Les interprètes, pour la plupart ceux de la création de Glyndebourne, forme une équipe totalement acquise à la cause du metteur en scène et cela se voit sur le plateau. Côte musical, la distribution est dominée par Anna-Caterina Antonnaci, dont le beau timbre charnu s'accompagne d'une interprétation très " Gloria Swenson " et Andreas Scholl, à l'excellente projection et capable de nuances vous donnant le frisson. Notons également la très bonne musicalité de Kurt Streit. Les autres interprètes sont certainement moins remarquables musicalement mais leur engagement dramatique est total.

La direction de William Christie est claire nette et précise, sachant mettre en valeur la beauté du chant haendelien. On aurait peut être aimé ici et là un petit peu de relâchement ou de fantaisie comme ont déjà su le faire Minkowski ou Jacobs (dans Agripinna tout particulièrement). Mais le chef ne démérite pas, bien au contraire et tient une large part dans la réussite de ce travail d'équipe.

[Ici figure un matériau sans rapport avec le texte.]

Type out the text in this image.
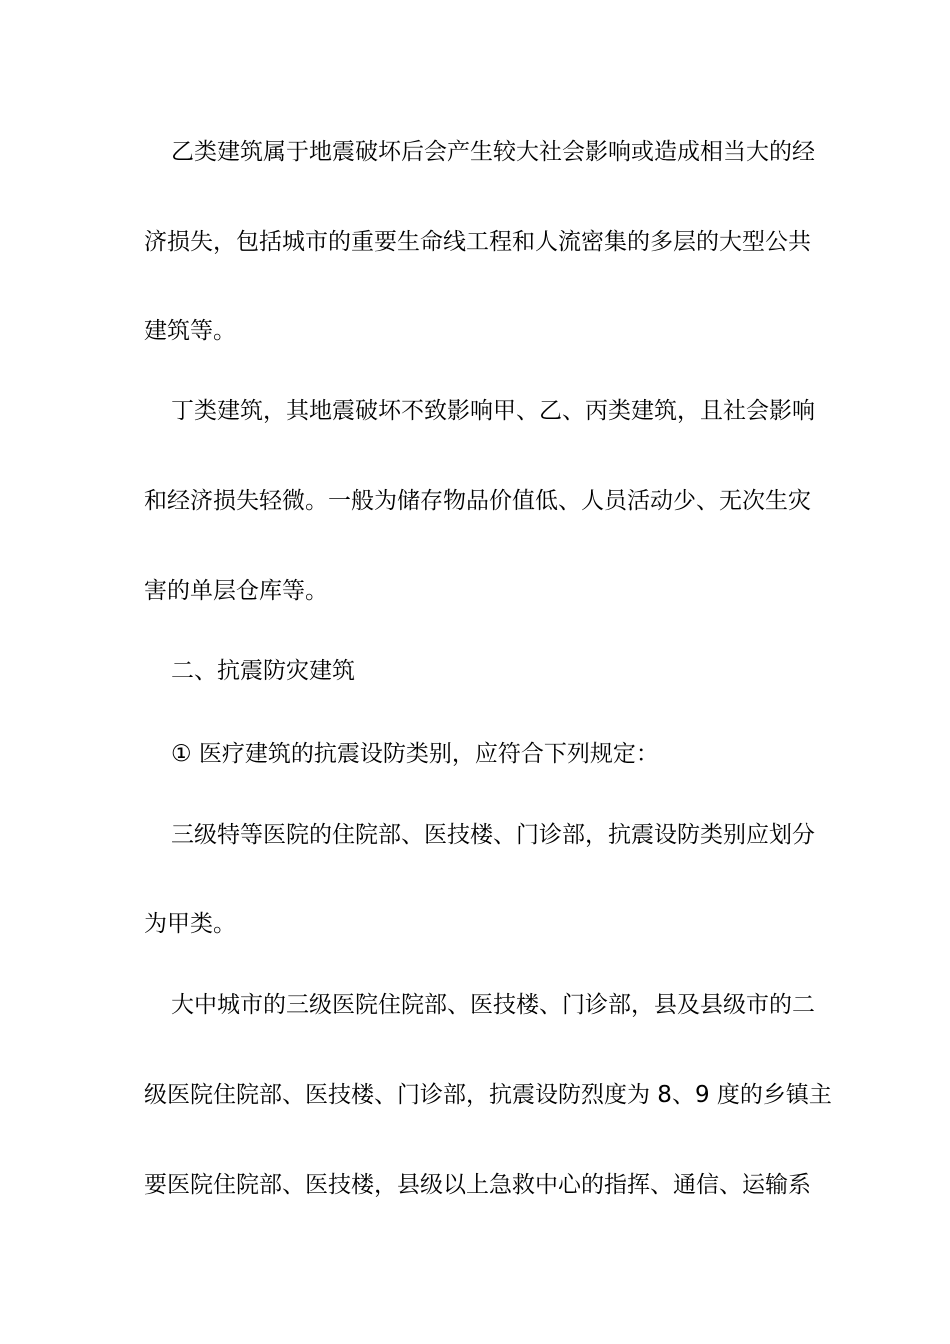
乙类建筑属于地震破坏后会产生较大社会影响或造成相当大的经
济损失，包括城市的重要生命线工程和人流密集的多层的大型公共
建筑等。
丁类建筑，其地震破坏不致影响甲、乙、丙类建筑，且社会影响
和经济损失轻微。一般为储存物品价值低、人员活动少、无次生灾
害的单层仓库等。
二、抗震防灾建筑
① 医疗建筑的抗震设防类别，应符合下列规定：
三级特等医院的住院部、医技楼、门诊部，抗震设防类别应划分
为甲类。
大中城市的三级医院住院部、医技楼、门诊部，县及县级市的二
级医院住院部、医技楼、门诊部，抗震设防烈度为 8、9 度的乡镇主
要医院住院部、医技楼，县级以上急救中心的指挥、通信、运输系
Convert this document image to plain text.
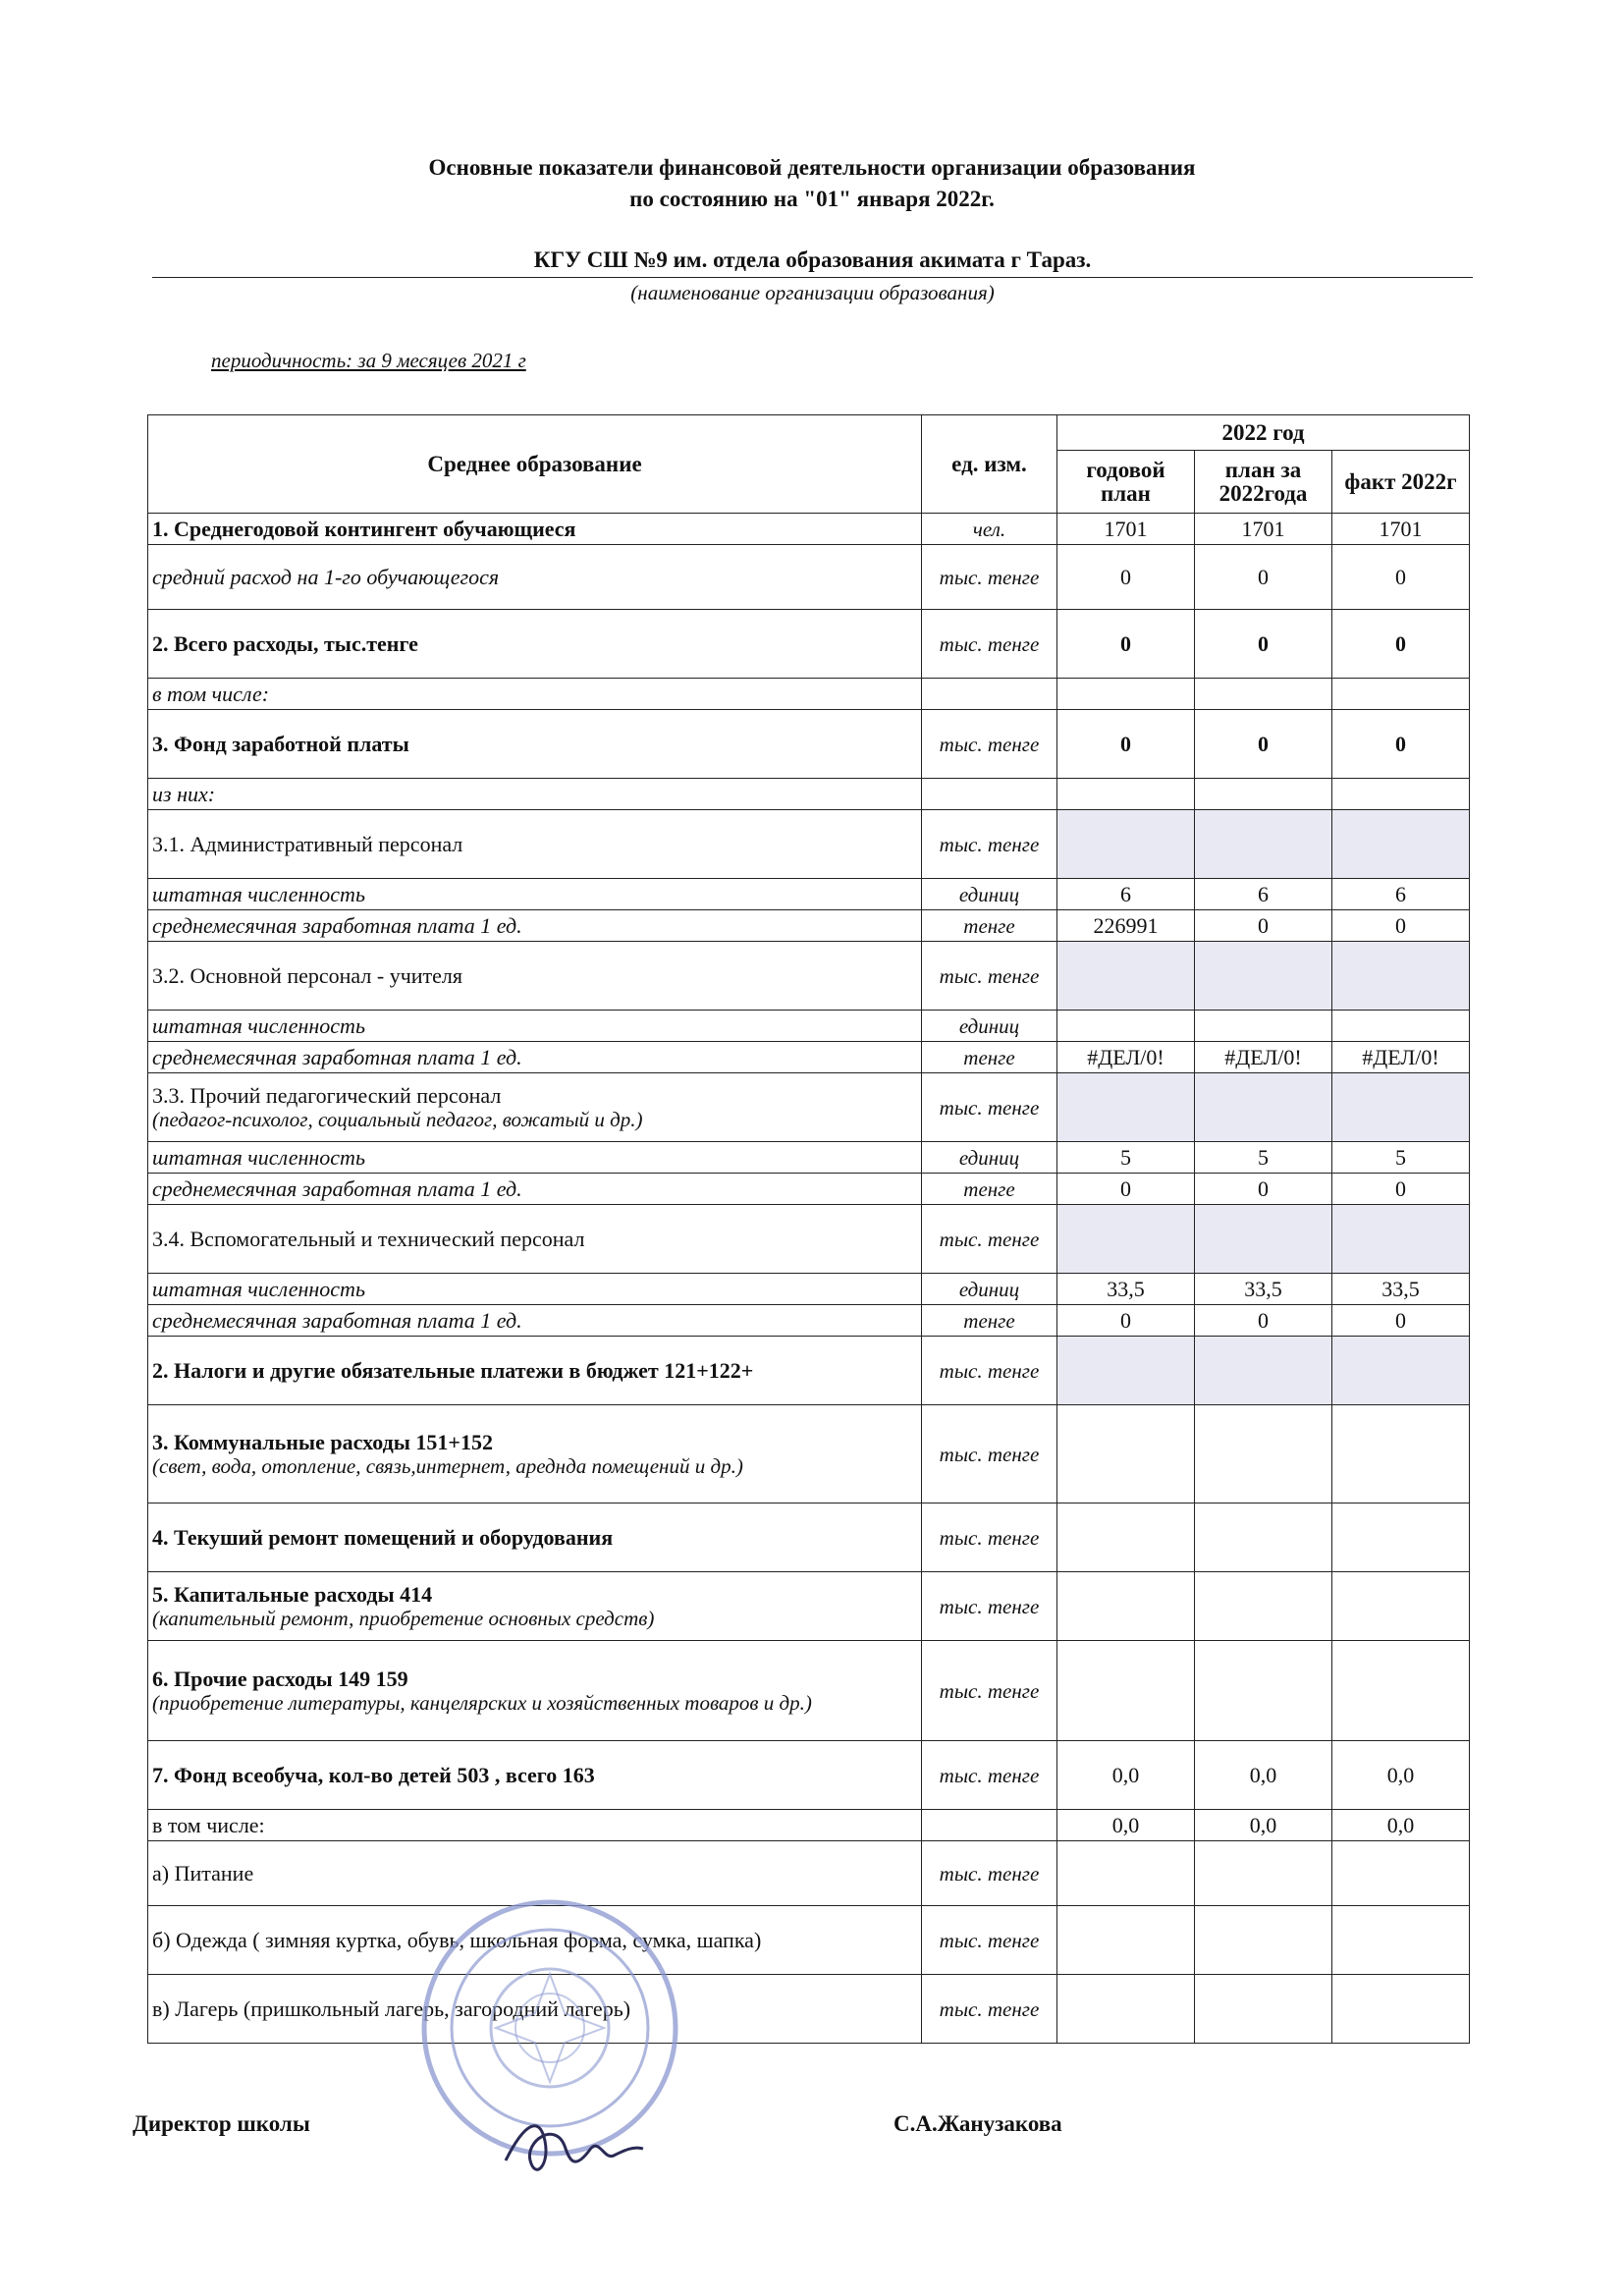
Основные показатели финансовой деятельности организации образования
по состоянию на "01" января 2022г.
КГУ СШ №9 им. отдела образования акимата г Тараз.
(наименование организации образования)
периодичность: за 9 месяцев 2021 г
Среднее образование	ед. изм.	2022 год		
		годовой план	план за 2022года	факт 2022г

1. Среднегодовой контингент обучающиеся	чел.	1701	1701	1701

средний расход на 1-го обучающегося	тыс. тенге	0	0	0

2. Всего расходы, тыс.тенге	тыс. тенге	0	0	0

в том числе:				

3. Фонд заработной платы	тыс. тенге	0	0	0

из них:				

3.1. Административный персонал	тыс. тенге			

штатная численность	единиц	6	6	6

среднемесячная заработная плата 1 ед.	тенге	226991	0	0

3.2. Основной персонал - учителя	тыс. тенге			

штатная численность	единиц			

среднемесячная заработная плата 1 ед.	тенге	#ДЕЛ/0!	#ДЕЛ/0!	#ДЕЛ/0!

3.3. Прочий педагогический персонал
(педагог-психолог, социальный педагог, вожатый и др.)	тыс. тенге			

штатная численность	единиц	5	5	5

среднемесячная заработная плата 1 ед.	тенге	0	0	0

3.4. Вспомогательный и технический персонал	тыс. тенге			

штатная численность	единиц	33,5	33,5	33,5

среднемесячная заработная плата 1 ед.	тенге	0	0	0

2. Налоги и другие обязательные платежи в бюджет 121+122+	тыс. тенге			

3. Коммунальные расходы 151+152
(свет, вода, отопление, связь,интернет, аредндa помещений и др.)	тыс. тенге			

4. Текуший ремонт помещений и оборудования	тыс. тенге			

5. Капитальные расходы 414
(капительный ремонт, приобретение основных средств)	тыс. тенге			

6. Прочие расходы 149 159
(приобретение литературы, канцелярских и хозяйственных товаров и др.)	тыс. тенге			

7. Фонд всеобуча, кол-во детей 503 , всего 163	тыс. тенге	0,0	0,0	0,0

в том числе:		0,0	0,0	0,0

а) Питание	тыс. тенге			

б) Одежда ( зимняя куртка, обувь, школьная форма, сумка, шапка)	тыс. тенге			

в) Лагерь (пришкольный лагерь, загородний лагерь)	тыс. тенге			
Директор школы	С.А.Жанузакова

Avec la venue de Rodelinda et de Fidelio (un spectacle tout aussi intéressant mais ô combien différent), le festival de Glyndebourne a démontré son goût de la diversité, de l'ouverture d'esprit et du travail d'équipe. Cela faisait vingt ans que Paris ne l'avait pas accueilli. Souhaitons de tout coeur qu'il ne faudra pas attendre de nouveau vingt ans pour assister à son retour.